Mamoudou Barry avait le calme olympien et la diplomatie intarissable de ceux qui ne connaissent jamais le conflit. «Il était ce genre d’humaniste à l’âme pure, dit son ami Nouhoun Doumbia. Je ne l’ai jamais entendu une seule fois hausser la voix. Il se montrait patient et à l’écoute face aux pires détracteurs. Au fond de lui, il avait l’intime conviction que la raison et l’argumentaire pouvaient sauver de tous les maux.» Installé en France depuis 2012, Mamoudou Barry, Guinéen de 31 ans, enseignant-chercheur de droit public à la faculté de Rouen, marié et père d’une fillette de 2 ans, s’apprêtait à retourner dans son pays d’origine pour prêter serment et devenir officiellement avocat. Il est mort le 20 juillet à l’hôpital, après avoir été roué de coups la veille au soir par un homme à Canteleu, dans la banlieue rouennaise.

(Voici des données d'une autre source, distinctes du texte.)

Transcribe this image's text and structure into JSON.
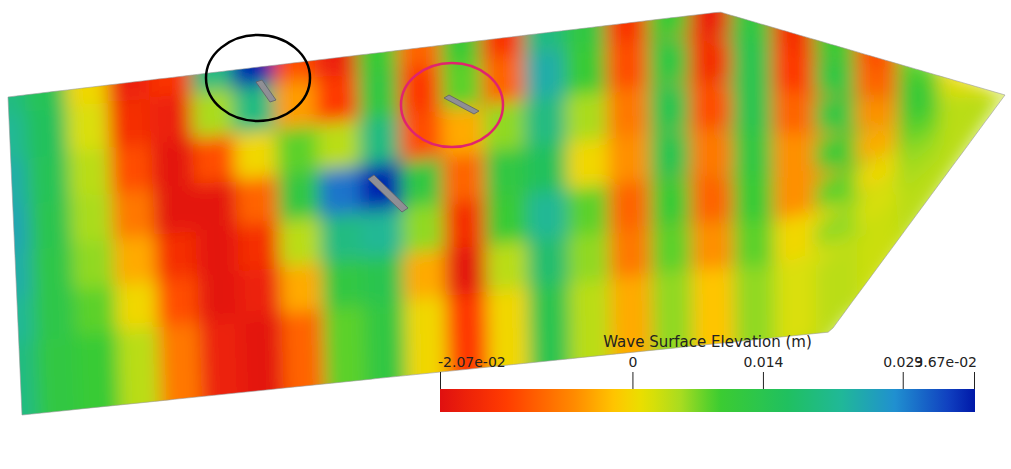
{
  "chart_data": {
    "type": "surface",
    "colorbar_title": "Wave Surface Elevation (m)",
    "color_range": [
      -0.0207,
      0.0367
    ],
    "color_ticks": [
      {
        "value": -0.0207,
        "label": "-2.07e-02"
      },
      0,
      0.014,
      0.029,
      {
        "value": 0.0367,
        "label": "3.67e-02"
      }
    ],
    "cells": [
      [
        0.02,
        0.015,
        0.0,
        -0.018,
        -0.015,
        0.02,
        0.036,
        -0.012,
        -0.018,
        0.01,
        -0.01,
        0.01,
        -0.015,
        0.02,
        0.012,
        -0.015,
        0.01,
        -0.018,
        0.012,
        -0.016,
        0.01,
        -0.012,
        0.008,
        0.0
      ],
      [
        0.022,
        0.016,
        0.002,
        -0.016,
        -0.018,
        0.005,
        0.02,
        -0.005,
        -0.014,
        0.012,
        -0.014,
        0.008,
        -0.01,
        0.024,
        0.01,
        -0.012,
        0.012,
        -0.016,
        0.014,
        -0.014,
        0.012,
        -0.01,
        0.01,
        0.002
      ],
      [
        0.024,
        0.015,
        0.004,
        -0.012,
        -0.02,
        -0.012,
        0.0,
        0.008,
        0.004,
        0.02,
        -0.012,
        -0.004,
        0.006,
        0.02,
        0.005,
        -0.008,
        0.014,
        -0.012,
        0.014,
        -0.01,
        0.012,
        -0.006,
        0.01,
        0.004
      ],
      [
        0.025,
        0.014,
        0.005,
        -0.008,
        -0.02,
        -0.02,
        -0.01,
        0.012,
        0.03,
        0.036,
        0.012,
        -0.01,
        0.012,
        0.016,
        0.0,
        -0.006,
        0.014,
        -0.008,
        0.012,
        -0.006,
        0.01,
        -0.004,
        0.008,
        0.004
      ],
      [
        0.024,
        0.013,
        0.006,
        -0.004,
        -0.016,
        -0.02,
        -0.016,
        0.004,
        0.02,
        0.022,
        0.006,
        -0.016,
        0.01,
        0.022,
        0.008,
        -0.01,
        0.01,
        -0.01,
        0.01,
        -0.006,
        0.008,
        0.0,
        0.006,
        0.004
      ],
      [
        0.022,
        0.013,
        0.008,
        0.0,
        -0.012,
        -0.02,
        -0.018,
        -0.004,
        0.012,
        0.014,
        -0.004,
        -0.02,
        0.004,
        0.018,
        0.006,
        -0.008,
        0.008,
        -0.006,
        0.008,
        0.0,
        0.006,
        0.002,
        0.005,
        0.004
      ],
      [
        0.02,
        0.012,
        0.01,
        0.004,
        -0.008,
        -0.018,
        -0.02,
        -0.01,
        0.008,
        0.012,
        0.0,
        -0.014,
        0.0,
        0.014,
        0.004,
        -0.004,
        0.006,
        -0.002,
        0.006,
        0.002,
        0.004,
        0.003,
        0.004,
        0.004
      ]
    ]
  }
}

Le 22 juillet, un suspect a été interpellé et placé en garde à vue avant d’être hospitalisé sous contrainte, du fait de son état psychologique. Cet homme de 29 ans, Rouennais de naissance, de nationalité française et d’origine turque, a été pris en charge par l’unité psychiatrique du centre du Rouvray. Le parquet de Rouen a annoncé l’ouverture d’une information judiciaire pour des faits de «violences volontaires ayant entraîné la mort sans intention de la donner […] commis à raison de l’appartenance ou de la non-appartenance, vraie ou supposée, de la victime à une ethnie ou une nation, une prétendue race ou religion déterminée».

«Mamoudou était un de ces esprits brillants dont l’Afrique a besoin», a clamé son confrère Eloi Diarra. Puis son ami proche, l’avocat Laurent Poulet, de raconter : «Certains collègues l’imaginaient finir à un poste de doyen d’université, de recteur ou de ministre en Guinée. Pour ma part, je le voyais déjà garde des Sceaux. Il rêvait de rentrer au pays pour faire quelque chose de grand. Mamoudou ne vivait pas l’espoir, il l’incarnait.»